Batmanglij additionally co-produced MVOTC with Ariel Rechtshaid, additional signaling a change in Vampire Weekend’s course, as he had tackled the sound of their first two albums solo. Rechtshaid had produced Ferreira’s Ghost EP the 12 months prior, in addition to engaged on her debut album and with Charli XCX — giving a way of his darker, moodier pop collaborative background.
Yet, throughout the recording classes, in a profile of the band from 2013 for Pitchfork, Rechtshaid revealed that they “had a running joke throughout the making of the record — they would reference their own songs and I’d give them a blank stare. They’d say, ‘You’re such an asshole, you’ve never even listened to our music.’”
“Whenever we came up with something familiar sounding, it was rejected,” said Rechtshaid to Electronic Musician (through NBHAP). And it worked, as the band went on to win a Grammy for Best Alternative Music Album.
One of the album’s lead singles, “Diane Young,” doubled as a play on words and an obvious representation of this. Sure, it kept the faster rockabilly-inspired instrumental, likely to not alienate the past listeners, but it also found them at their sharpest lyrically — including a playfully-dark nod to the infamous curse with “But you got the luck of a Kennedy.”

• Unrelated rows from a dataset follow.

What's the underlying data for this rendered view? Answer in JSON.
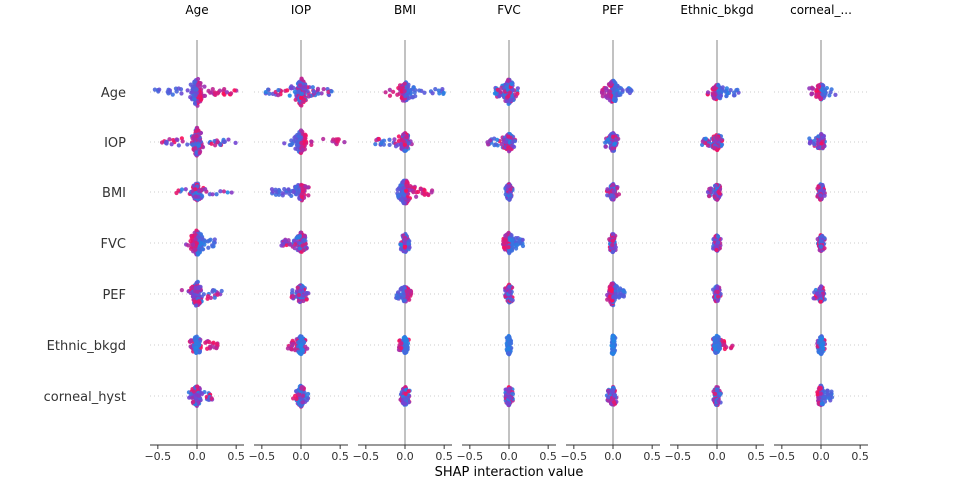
{
  "chart_data": {
    "type": "scatter",
    "subtype": "shap-interaction-beeswarm-matrix",
    "xlabel": "SHAP interaction value",
    "xlim": [
      -0.6,
      0.6
    ],
    "xticks": [
      -0.5,
      0.0,
      0.5
    ],
    "xtick_labels": [
      "−0.5",
      "0.0",
      "0.5"
    ],
    "column_titles": [
      "Age",
      "IOP",
      "BMI",
      "FVC",
      "PEF",
      "Ethnic_bkgd",
      "corneal_..."
    ],
    "row_labels": [
      "Age",
      "IOP",
      "BMI",
      "FVC",
      "PEF",
      "Ethnic_bkgd",
      "corneal_hyst"
    ],
    "grid": "dotted horizontal row guides",
    "colors": {
      "low": "#1e88e5",
      "mid": "#7b3fd2",
      "high": "#ff0d57",
      "zero_line": "#999999"
    },
    "cells": [
      [
        {
          "min": -0.58,
          "max": 0.55,
          "spread": 0.9,
          "blue_side": "left"
        },
        {
          "min": -0.45,
          "max": 0.45,
          "spread": 0.9,
          "blue_side": "mixed"
        },
        {
          "min": -0.25,
          "max": 0.5,
          "spread": 0.6,
          "blue_side": "right"
        },
        {
          "min": -0.18,
          "max": 0.12,
          "spread": 0.8,
          "blue_side": "mixed"
        },
        {
          "min": -0.15,
          "max": 0.25,
          "spread": 0.7,
          "blue_side": "right"
        },
        {
          "min": -0.12,
          "max": 0.28,
          "spread": 0.4,
          "blue_side": "right"
        },
        {
          "min": -0.15,
          "max": 0.2,
          "spread": 0.4,
          "blue_side": "right"
        }
      ],
      [
        {
          "min": -0.5,
          "max": 0.5,
          "spread": 0.9,
          "blue_side": "mixed"
        },
        {
          "min": -0.25,
          "max": 0.6,
          "spread": 0.7,
          "blue_side": "left"
        },
        {
          "min": -0.38,
          "max": 0.12,
          "spread": 0.5,
          "blue_side": "mixed"
        },
        {
          "min": -0.28,
          "max": 0.08,
          "spread": 0.5,
          "blue_side": "mixed"
        },
        {
          "min": -0.1,
          "max": 0.08,
          "spread": 0.5,
          "blue_side": "mixed"
        },
        {
          "min": -0.22,
          "max": 0.08,
          "spread": 0.4,
          "blue_side": "mixed"
        },
        {
          "min": -0.15,
          "max": 0.05,
          "spread": 0.4,
          "blue_side": "mixed"
        }
      ],
      [
        {
          "min": -0.28,
          "max": 0.5,
          "spread": 0.5,
          "blue_side": "mixed"
        },
        {
          "min": -0.38,
          "max": 0.12,
          "spread": 0.5,
          "blue_side": "left"
        },
        {
          "min": -0.12,
          "max": 0.35,
          "spread": 0.8,
          "blue_side": "left"
        },
        {
          "min": -0.05,
          "max": 0.05,
          "spread": 0.4,
          "blue_side": "mixed"
        },
        {
          "min": -0.08,
          "max": 0.08,
          "spread": 0.4,
          "blue_side": "mixed"
        },
        {
          "min": -0.12,
          "max": 0.05,
          "spread": 0.4,
          "blue_side": "mixed"
        },
        {
          "min": -0.05,
          "max": 0.05,
          "spread": 0.4,
          "blue_side": "mixed"
        }
      ],
      [
        {
          "min": -0.15,
          "max": 0.25,
          "spread": 0.8,
          "blue_side": "right"
        },
        {
          "min": -0.25,
          "max": 0.08,
          "spread": 0.6,
          "blue_side": "mixed"
        },
        {
          "min": -0.06,
          "max": 0.06,
          "spread": 0.5,
          "blue_side": "mixed"
        },
        {
          "min": -0.08,
          "max": 0.18,
          "spread": 0.6,
          "blue_side": "right"
        },
        {
          "min": -0.05,
          "max": 0.05,
          "spread": 0.5,
          "blue_side": "mixed"
        },
        {
          "min": -0.05,
          "max": 0.05,
          "spread": 0.4,
          "blue_side": "mixed"
        },
        {
          "min": -0.05,
          "max": 0.05,
          "spread": 0.4,
          "blue_side": "mixed"
        }
      ],
      [
        {
          "min": -0.2,
          "max": 0.32,
          "spread": 0.8,
          "blue_side": "mixed"
        },
        {
          "min": -0.12,
          "max": 0.1,
          "spread": 0.5,
          "blue_side": "mixed"
        },
        {
          "min": -0.12,
          "max": 0.08,
          "spread": 0.4,
          "blue_side": "left"
        },
        {
          "min": -0.05,
          "max": 0.05,
          "spread": 0.5,
          "blue_side": "mixed"
        },
        {
          "min": -0.08,
          "max": 0.15,
          "spread": 0.7,
          "blue_side": "right"
        },
        {
          "min": -0.05,
          "max": 0.05,
          "spread": 0.4,
          "blue_side": "mixed"
        },
        {
          "min": -0.1,
          "max": 0.05,
          "spread": 0.4,
          "blue_side": "mixed"
        }
      ],
      [
        {
          "min": -0.12,
          "max": 0.28,
          "spread": 0.5,
          "blue_side": "center"
        },
        {
          "min": -0.18,
          "max": 0.08,
          "spread": 0.5,
          "blue_side": "center"
        },
        {
          "min": -0.08,
          "max": 0.05,
          "spread": 0.4,
          "blue_side": "center"
        },
        {
          "min": -0.03,
          "max": 0.03,
          "spread": 0.5,
          "blue_side": "center"
        },
        {
          "min": -0.03,
          "max": 0.03,
          "spread": 0.5,
          "blue_side": "center"
        },
        {
          "min": -0.05,
          "max": 0.2,
          "spread": 0.5,
          "blue_side": "center"
        },
        {
          "min": -0.05,
          "max": 0.05,
          "spread": 0.5,
          "blue_side": "center"
        }
      ],
      [
        {
          "min": -0.12,
          "max": 0.2,
          "spread": 0.6,
          "blue_side": "mixed"
        },
        {
          "min": -0.12,
          "max": 0.1,
          "spread": 0.6,
          "blue_side": "mixed"
        },
        {
          "min": -0.06,
          "max": 0.06,
          "spread": 0.5,
          "blue_side": "mixed"
        },
        {
          "min": -0.05,
          "max": 0.05,
          "spread": 0.5,
          "blue_side": "mixed"
        },
        {
          "min": -0.08,
          "max": 0.05,
          "spread": 0.5,
          "blue_side": "mixed"
        },
        {
          "min": -0.05,
          "max": 0.05,
          "spread": 0.5,
          "blue_side": "mixed"
        },
        {
          "min": -0.05,
          "max": 0.15,
          "spread": 0.6,
          "blue_side": "right"
        }
      ]
    ]
  }
}
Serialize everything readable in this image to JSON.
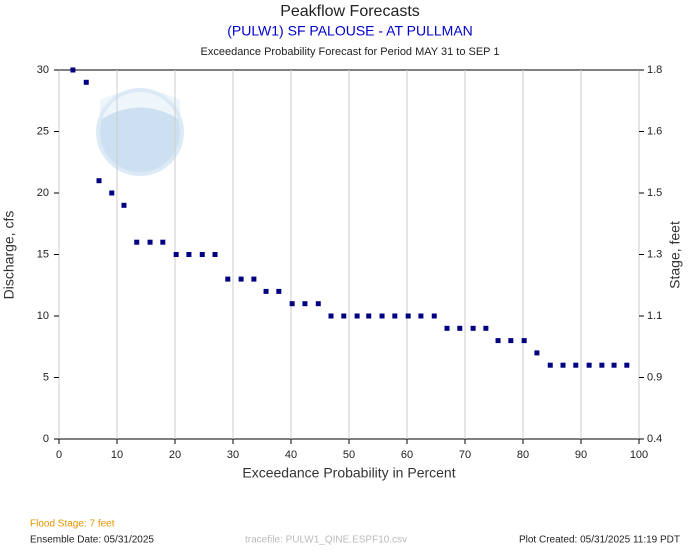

There’s the loss of love on “Hannah Hunt,” a fictional tale but still titled after a woman that the band’s lead singer knew in a college class. However, the concept of grief crosses over most clearly on “Hudson,” whose opening lines set the story of the famous explorer, and “Step,” which doesn’t have a notable lore, save for a Souls of Mischief reference, but is still utterly devastating.
“I had this little poem I’d written once, imagining Henry Hudson when he was first exploring over here,” Koenig said to NME. “There was something that always struck me as dark and funny that Hudson Bay, which obviously was named after him, was the place that he was set adrift by his mutinous crew and left to die.”
Many Gen Z kids would’ve been in their early adolescence when Vampire Weekend debuted, and nearing the age the band was at the start of their career by the time MVOTC came out, as they entered teenhood. Inherently experiencing a coming of age, the concept of losing others from general breakups, addiction, and various aspects of death has become a clearer reality. “Everyone’s dying, but girl, you’re not old yet,” Koenig sings as one of the closing strains of “Step.”
And, with that, maybe the Gen Z love for this album (and lots of different beloved data throughout this period that leaned into nihilistic and hedonistic themes) doubled as the begin of an consciousness for what was to return. It’s the teenage years and the presumed loss of innocence simply earlier than barrelling into maturity. Granted, Vampire Weekend’s members had been grappling with getting into a unique stage of life, however the idea of grieving previous selves and what as soon as was nonetheless stays.
In the years since MVOTC’s launch, even after founding member Batmanglij departed the band in 2016, they’ve nonetheless confirmed that out of the darkness comes a sunnier, cheerful return, as current on 2019’s Father of the Bride. Bonus factors if Haim is there too.